As for who made the best predictions, Slate had a Pundit Scorecard, which made most of the conservatives or Republicans look pretty bad. Even George Will missed it by over 100 electoral votes. Among the most accurate prognosticators were Nate Silver (who was at the center of a controversy last week) and Democratic strategist Donna Brazile. Here in Virginia, blogger Shaun Kenney predicted Romney 270, Obama 268.
In my election forecast on Monday, I made mistake in the spreadsheet. I predicted "276 electoral votes for Obama and 262 for Romney," but based on the states that I picked, it would actually have been 271 electoral votes for Obama and 267 for Romney. So I edited the forecast map to reflect the correction.
In an normal business or government organization, a failure of this great magnitude would cause heads to roll at the upper level. In the Grand Old Party of today, however, the head honchos are comfortably ensconced and unlikely to budge an inch without a ferocious protest from within the ranks. Since I am no longer within the ranks, however, my opinion on the Republican Party doesn't necessarily count for much. The problems, and the origins thereof, are obvious enough to anyone on the outside who pays even a little bit of attention. There will be plenty of time for recriminations later on...
My initial reaction to the news from Ohio:
Decision 2012 is over and done with. The President will now have "more flexibility" in his second term. Why am I not comforted by that thought?
In response to the article "The Right Will Draw the Wrong Conclusions from an Obama Victory" at rightwingnuthouse.com, I wrote:
I have made several of those points in my own blog recently. Good quote: "the takeover of the Republican party by the hard right has meant that the very concept of conservatism has been corrupted beyond recognition." Sensible voters can tell there is something rotten behind the stale partisan rhetoric on the right. (And on the left.) As the author says, anyone who concludes that what the GOP needs in 2016 is a "true conservative" candidate is utterly deluded about what has gone wrong in the party.
You never know how people will react to political humor, or attempts thereat. For example, today I wrote on Facebook, linking to the fictitious "George W. Obama" character:
Eight more years of budget-busting entitlements, soaring debt, and war! We get what we deserve.
Someone thought I sounded bitter, even though I was pinning equal blame for the trouble on the Republican side. (Hence, eight more years, rather than four more years -- the point being that, in several ways, Obama isn't much different from his predecessor.) Touchy feelings! On the other hand, I have come across all sorts of nasty, vicious Facebook posts from folks on the left who are gloating over Obama's win, and not at all shy about expressing it. It is not the finest moment for upholding standards of civil discouse, I'm afraid.
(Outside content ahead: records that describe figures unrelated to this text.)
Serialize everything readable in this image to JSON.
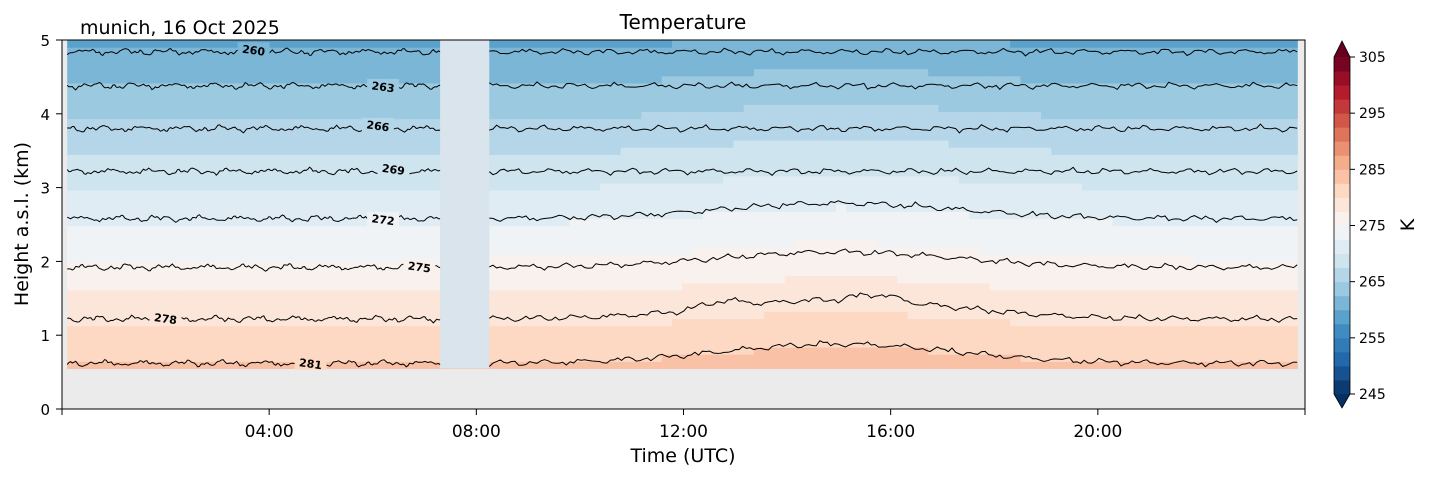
{
  "chart_data": {
    "type": "heatmap",
    "title": "Temperature",
    "subtitle": "munich, 16 Oct 2025",
    "xlabel": "Time (UTC)",
    "ylabel": "Height a.s.l. (km)",
    "x_units": "hours UTC",
    "xlim": [
      0,
      24
    ],
    "ylim": [
      0,
      5
    ],
    "x_ticks": [
      {
        "value": 4,
        "label": "04:00"
      },
      {
        "value": 8,
        "label": "08:00"
      },
      {
        "value": 12,
        "label": "12:00"
      },
      {
        "value": 16,
        "label": "16:00"
      },
      {
        "value": 20,
        "label": "20:00"
      }
    ],
    "y_ticks": [
      {
        "value": 0,
        "label": "0"
      },
      {
        "value": 1,
        "label": "1"
      },
      {
        "value": 2,
        "label": "2"
      },
      {
        "value": 3,
        "label": "3"
      },
      {
        "value": 4,
        "label": "4"
      },
      {
        "value": 5,
        "label": "5"
      }
    ],
    "colorbar": {
      "label": "K",
      "range": [
        245,
        305
      ],
      "step": 2.5,
      "colormap": "RdBu_r",
      "extend": "both",
      "ticks": [
        {
          "value": 245,
          "label": "245"
        },
        {
          "value": 255,
          "label": "255"
        },
        {
          "value": 265,
          "label": "265"
        },
        {
          "value": 275,
          "label": "275"
        },
        {
          "value": 285,
          "label": "285"
        },
        {
          "value": 295,
          "label": "295"
        },
        {
          "value": 305,
          "label": "305"
        }
      ]
    },
    "data_region": {
      "x_start": 0.1,
      "x_end": 23.85,
      "height_min_km": 0.55
    },
    "missing_data_gap": {
      "start_hour": 7.3,
      "end_hour": 8.25
    },
    "surface_temperature_K": 283.2,
    "lapse_rate_K_per_km": 5.3,
    "isotherms": [
      {
        "value": 281,
        "label": "281",
        "label_hour": 4.8,
        "base_height_km": 0.62
      },
      {
        "value": 278,
        "label": "278",
        "label_hour": 2.0,
        "base_height_km": 1.22
      },
      {
        "value": 275,
        "label": "275",
        "label_hour": 6.9,
        "base_height_km": 1.92
      },
      {
        "value": 272,
        "label": "272",
        "label_hour": 6.2,
        "base_height_km": 2.58
      },
      {
        "value": 269,
        "label": "269",
        "label_hour": 6.4,
        "base_height_km": 3.22
      },
      {
        "value": 266,
        "label": "266",
        "label_hour": 6.1,
        "base_height_km": 3.8
      },
      {
        "value": 263,
        "label": "263",
        "label_hour": 6.2,
        "base_height_km": 4.38
      },
      {
        "value": 260,
        "label": "260",
        "label_hour": 3.7,
        "base_height_km": 4.84
      }
    ],
    "diurnal_bump_km": {
      "peak_hour": 15.0,
      "width_hours": 3.2,
      "amplitude_km": 0.26
    }
  }
}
Finally, from late this afternoon:
I punished myself by listening to Rush Limbaugh and Sean Hannity for a while this afternoon. Sometimes I get a kick out of Rush's acid wit, but today was just excruciating.
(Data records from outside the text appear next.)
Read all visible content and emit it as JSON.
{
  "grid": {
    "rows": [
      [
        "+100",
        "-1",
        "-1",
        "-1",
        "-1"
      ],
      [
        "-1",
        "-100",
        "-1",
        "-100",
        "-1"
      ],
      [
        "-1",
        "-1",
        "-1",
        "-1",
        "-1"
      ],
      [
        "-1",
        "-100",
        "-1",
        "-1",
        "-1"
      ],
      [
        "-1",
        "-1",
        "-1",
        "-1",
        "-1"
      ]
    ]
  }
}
In the closing days of Campaign 2012, factcheck.org put out "Whoppers of 2012, Final Edition." Some of them are pretty bad, on both sides, but now that the campaign is over, everyone will probably forget. Hat tip to Connie.
Just for the record, the Augusta County Republicans Web site, which I used to run, has finally vanished from cyberspace. At the request of local Republican elected officials, I created a campaign Web site for them in September 2007, during a period of intra-party tumult. It went into inactive "hibernation" in the summer of 2008, and I transferred control of it to the Augusta County Republican Committee in September 2010. I was led to believe that the Web site would be rebuilt "under new management," so to speak, but it was nothing more than a blank page ("New Web site host") for the next two years. And thus ends another (minor) chapter in the never-ending "SWAC Saga."